Is an app that pays me to walk or exercise a real way to earn money?
Move-to-earn apps exist, but many are short-lived crypto schemes that lose value quickly. Verify the app before investing time or money.
Last reviewed: 1 June 2026
Explanation
Move-to-earn or exercise-reward apps became popular with fitness tracking and blockchain incentives. Some offer genuine low-value rewards through advertising revenue. Others require you to buy in-app tokens or NFTs before earning, and the token value frequently collapses after initial hype. Scam apps go further — they collect personal data, charge subscription fees, or require a crypto wallet that is then targeted.
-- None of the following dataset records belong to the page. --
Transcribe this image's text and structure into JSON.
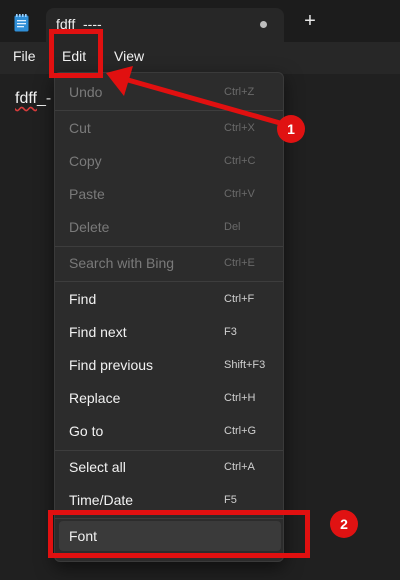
{
  "tab": {
    "title": "fdff_----",
    "new_tab": "+"
  },
  "menubar": {
    "file": "File",
    "edit": "Edit",
    "view": "View"
  },
  "editor": {
    "text_visible": "fdff_-",
    "spell_flagged": "fdff"
  },
  "edit_menu": {
    "items": [
      {
        "label": "Undo",
        "shortcut": "Ctrl+Z",
        "disabled": true
      },
      {
        "label": "Cut",
        "shortcut": "Ctrl+X",
        "disabled": true
      },
      {
        "label": "Copy",
        "shortcut": "Ctrl+C",
        "disabled": true
      },
      {
        "label": "Paste",
        "shortcut": "Ctrl+V",
        "disabled": true
      },
      {
        "label": "Delete",
        "shortcut": "Del",
        "disabled": true
      },
      {
        "label": "Search with Bing",
        "shortcut": "Ctrl+E",
        "disabled": true
      },
      {
        "label": "Find",
        "shortcut": "Ctrl+F",
        "disabled": false
      },
      {
        "label": "Find next",
        "shortcut": "F3",
        "disabled": false
      },
      {
        "label": "Find previous",
        "shortcut": "Shift+F3",
        "disabled": false
      },
      {
        "label": "Replace",
        "shortcut": "Ctrl+H",
        "disabled": false
      },
      {
        "label": "Go to",
        "shortcut": "Ctrl+G",
        "disabled": false
      },
      {
        "label": "Select all",
        "shortcut": "Ctrl+A",
        "disabled": false
      },
      {
        "label": "Time/Date",
        "shortcut": "F5",
        "disabled": false
      },
      {
        "label": "Font",
        "shortcut": "",
        "disabled": false,
        "highlighted": true
      }
    ]
  },
  "annotations": {
    "step1": "1",
    "step2": "2"
  },
  "colors": {
    "annotation_red": "#e11010",
    "background": "#202020",
    "menu_bg": "#2c2c2c"
  }
}
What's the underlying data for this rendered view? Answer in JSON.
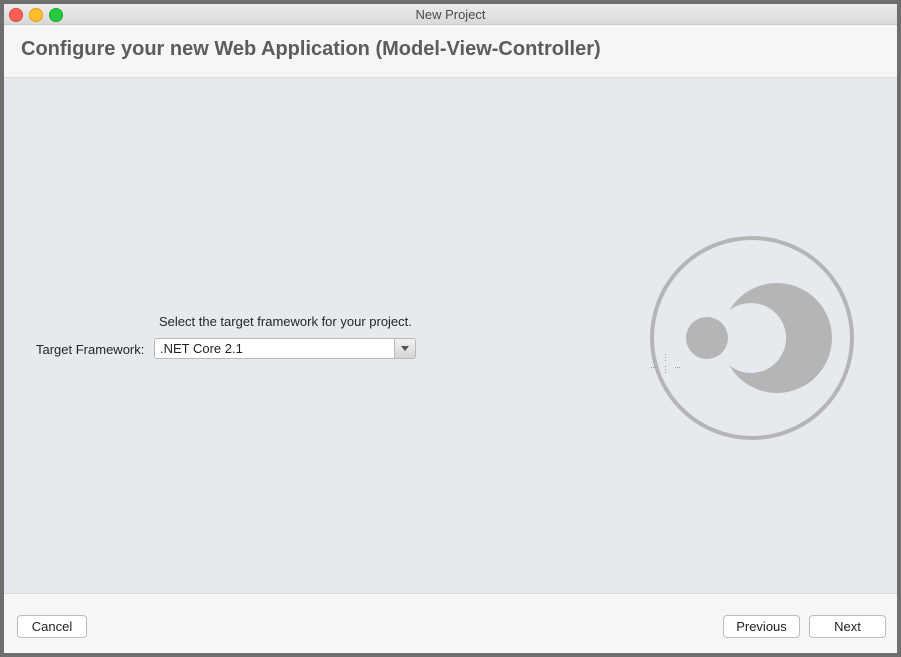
{
  "window": {
    "title": "New Project"
  },
  "header": {
    "title": "Configure your new Web Application (Model-View-Controller)"
  },
  "form": {
    "instruction": "Select the target framework for your project.",
    "framework_label": "Target Framework:",
    "framework_value": ".NET Core 2.1"
  },
  "footer": {
    "cancel_label": "Cancel",
    "previous_label": "Previous",
    "next_label": "Next"
  },
  "icons": {
    "window_controls": [
      "close-icon",
      "minimize-icon",
      "zoom-icon"
    ],
    "dropdown": "chevron-down-icon",
    "illustration": "dotnet-project-logo-icon"
  },
  "colors": {
    "content_background": "#e6e9ed",
    "logo_gray": "#b5b5b5"
  }
}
Before using any app that promises payment for physical activity, check reviews on independent app stores, research whether any reward token has real exchange value, and never pay to join a fitness reward scheme.
Common red flags
- Requires purchasing NFTs or tokens to start earning
- Rewards paid in a proprietary token with no exchange listing
- Earning potential described in unrealistic amounts
- App requests unusual permissions for a fitness app
What to do now
- Read independent reviews on app stores and trusted forums before downloading
- Never pay to join a fitness rewards app
- Research any token the app pays in before deciding it has value
- Withdraw any earned balance regularly rather than accumulating
Frequently asked questions
Can I actually earn meaningful money from exercise apps?
Most apps offer minimal rewards relative to time invested. The few that pay real money are usually advertising-supported with no upfront purchase — treat payment as a bonus, not income.